Giobbe 4:1-21

1 Allora Elifaz di Teman rispose disse:

2 "Se provassimo a dirti una parola ti darebbe fastidio? Ma chi potrebbe trattener le parole?

3 Ecco tu n'hai ammaestrati molti, hai fortificato le mani stanche;

4 le tue parole hanno rialzato chi stava cadendo, hai raffermato le ginocchia vacillanti;

5 e ora che il male piomba su te, tu ti lasci abbattere; ora ch'è giunto fino a te, sei tutto smarrito.

6 La tua pietà non è forse la tua fiducia, e l'integrità della tua vita la speranza tua?

7 Ricorda: quale innocente perì mai? e dove furono gli uomini retti mai distrutti?

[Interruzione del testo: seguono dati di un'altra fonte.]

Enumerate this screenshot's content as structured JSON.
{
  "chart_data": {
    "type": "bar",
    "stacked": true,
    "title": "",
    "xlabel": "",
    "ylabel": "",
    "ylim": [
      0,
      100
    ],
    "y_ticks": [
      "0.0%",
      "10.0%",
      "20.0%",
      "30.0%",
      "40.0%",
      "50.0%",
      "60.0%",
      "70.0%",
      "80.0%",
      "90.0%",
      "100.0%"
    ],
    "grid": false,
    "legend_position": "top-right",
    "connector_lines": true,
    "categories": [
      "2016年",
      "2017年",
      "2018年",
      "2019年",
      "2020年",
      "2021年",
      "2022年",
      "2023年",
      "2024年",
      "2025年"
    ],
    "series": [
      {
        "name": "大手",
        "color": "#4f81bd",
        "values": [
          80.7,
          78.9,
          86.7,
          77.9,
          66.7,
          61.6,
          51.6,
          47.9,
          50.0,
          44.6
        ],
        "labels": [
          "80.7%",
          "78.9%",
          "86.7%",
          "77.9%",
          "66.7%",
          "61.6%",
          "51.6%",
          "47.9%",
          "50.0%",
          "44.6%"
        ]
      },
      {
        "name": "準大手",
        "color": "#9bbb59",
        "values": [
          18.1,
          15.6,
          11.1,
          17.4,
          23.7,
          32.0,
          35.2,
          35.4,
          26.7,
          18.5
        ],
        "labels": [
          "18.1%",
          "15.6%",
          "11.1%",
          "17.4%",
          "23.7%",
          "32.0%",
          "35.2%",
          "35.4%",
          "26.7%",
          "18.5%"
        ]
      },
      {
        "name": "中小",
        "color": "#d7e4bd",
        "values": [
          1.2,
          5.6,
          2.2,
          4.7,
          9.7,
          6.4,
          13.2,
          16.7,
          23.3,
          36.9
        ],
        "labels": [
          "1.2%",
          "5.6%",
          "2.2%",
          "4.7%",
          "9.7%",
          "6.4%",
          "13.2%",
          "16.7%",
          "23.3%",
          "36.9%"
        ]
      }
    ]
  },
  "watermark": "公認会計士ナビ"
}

8 Io per me ho visto che coloro che arano iniquità e seminano tormenti, ne mietono i frutti.

9 Al soffio di Dio essi periscono, dal vento del suo corruccio son consumati.

10 Spenta è la voce del ruggente, sono spezzati i denti dei leoncelli.

11 Perisce per mancanza di preda il forte leone, e restan dispersi i piccini della leonessa.

12 Una parola m'è furtivamente giunta, e il mio orecchio ne ha còlto il lieve sussurro.

13 Fra i pensieri delle visioni notturne, quando un sonno profondo cade sui mortali,

14 uno spavento mi prese, un tremore che mi fece fremer tutte l'ossa.

15 Uno spirito mi passò dinanzi, e i peli mi si rizzarono addosso.

16 Si fermò, ma non riconobbi il suo sembiante; una figura mi stava davanti agli occhi e udii una voce sommessa che diceva:

17 "Può il mortale esser giusto dinanzi a Dio? Può l'uomo esser puro dinanzi al suo Fattore?

18 Ecco, Iddio non si fida de' suoi propri servi, e trova difetti nei suoi angeli;

19 quanto più in quelli che stanno in case d'argilla, che han per fondamento la polvere e son schiacciati al par delle tignuole!

20 Tra la mattina e la sera sono infranti; periscono per sempre, senza che alcuno se ne accorga.

21 La corda della lor tenda, ecco, è strappata, e muoion senza posseder la sapienza".

"L'uomo mortale sarà più giusto di Dio?"

Giobbe 4:1

Il primo ciclo di discorsi è aperto da Elifaz. Va ricordato che lui e gli altri due credevano che una sofferenza speciale derivasse e fosse il segno di un peccato speciale. Le calamità di Giobbe, alla luce di quel pensiero, sembravano dimostrare che colui che era stato considerato un modello di perfezione non era quello che avevano supposto. Secondo la loro filosofia, se solo confessasse il suo peccato, tutto andrebbe bene e il sole splenderebbe di nuovo sul suo cammino.

Elifaz racconta una visita, in una visione notturna, dal mondo invisibile, che è descritto con potere meraviglioso. L'accento è posto sull'infinita distanza tra Dio e l'uomo, e sull'impossibilità che un mortale possa essere considerato solo in presenza della purezza divina. Naturalmente il suggerimento è che Giobbe stesse subendo la punizione del peccato che, sebbene fosse sfuggito agli occhi umani, era nudo e aperto davanti a Dio. Un angelo sembra oscuro contro la pura luce di Dio, e se un angelo è carente, quanto più uomo!